Quand il est question de ses
poèmes, sujet incontournable croirait-on, il n’est jamais considéré d’en faire un
recueil, car il s’agit d’une activité sans plus importante que la composition d’un
herbier. D’ailleurs, Emily écrit souvent ses vers sur des papiers domestiques ainsi
recyclés, imprégnant chacun de leur odeur.
Comme elle l’a fait dans Au péril de la mer, son précédent roman,
Dominique Fortier insère, ici et là dans la trame du récit, des apartés où elle
raconte un séjour familial prolongé à Boston et ailleurs sur la côte Atlantique.

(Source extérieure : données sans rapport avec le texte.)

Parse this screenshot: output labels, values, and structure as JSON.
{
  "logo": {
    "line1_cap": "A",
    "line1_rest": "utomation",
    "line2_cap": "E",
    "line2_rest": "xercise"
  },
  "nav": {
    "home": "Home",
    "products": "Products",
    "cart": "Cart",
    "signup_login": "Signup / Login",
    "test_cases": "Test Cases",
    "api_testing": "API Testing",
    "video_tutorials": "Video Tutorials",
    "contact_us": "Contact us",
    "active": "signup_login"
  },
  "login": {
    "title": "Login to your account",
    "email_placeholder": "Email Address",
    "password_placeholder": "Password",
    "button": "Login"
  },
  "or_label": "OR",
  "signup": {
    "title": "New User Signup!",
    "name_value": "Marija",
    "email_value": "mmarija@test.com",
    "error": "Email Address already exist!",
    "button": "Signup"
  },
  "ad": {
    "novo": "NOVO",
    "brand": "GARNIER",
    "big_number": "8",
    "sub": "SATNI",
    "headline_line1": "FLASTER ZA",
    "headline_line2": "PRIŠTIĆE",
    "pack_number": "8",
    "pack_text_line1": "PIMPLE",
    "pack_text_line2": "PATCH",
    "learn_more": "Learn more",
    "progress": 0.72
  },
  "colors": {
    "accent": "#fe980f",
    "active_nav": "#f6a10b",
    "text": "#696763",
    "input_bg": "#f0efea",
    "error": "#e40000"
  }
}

Elle parle aussi de ses recherches documentaires sur la poétesse états-unienne et
sur Gabrielle Roy, précisant qu’elle ne collectionne pas les artéfacts de ses
auteurs préférés, mais favorise leur proximité pour mieux mettre en contexte leurs
œuvres. Ces détours dans sa vie personnelle ajoutent le poids à la réalité de
son personnage nommé Emily Dickinson et à la vie qu’elle lui a inventée.
Au final, Les
villes de papier se révèle un roman atmosphérique, presque aussi éthéré que
son héroïne, Emily Dickinson. Si on a fréquenté les romans de VLB traitant
d’écrivains — de Melville à Nietzsche, de Ferron à Joyce, etc. —, on comprend l’appropriation
que fait Dominique Fortier de l’univers intime de son héroïne, car voilà une
poétesse dont l’existence se confond avec son œuvre, ce qui est beaucoup moins
fréquent qu’on ne le croit des écrivains en général. Il faut une très grande
sensibilité et une délicatesse infinie pour entrer ainsi dans l’univers de Dickinson
et de le cartographier comme la trame d’une histoire qui en soit le miroir le
plus fidèle possible à la façon dont les « villes de papier sont des cités
inexistantes que des cartographes inscrivaient afin de repérer ceux qui voudraient
copier leur travail ». C’est ce qu’a très bien réussi l’écrivaine en nous
guidant sur la route de son imaginaire qui en vient à se confondre avec celui
de le la poétesse aux allures d’un ermite.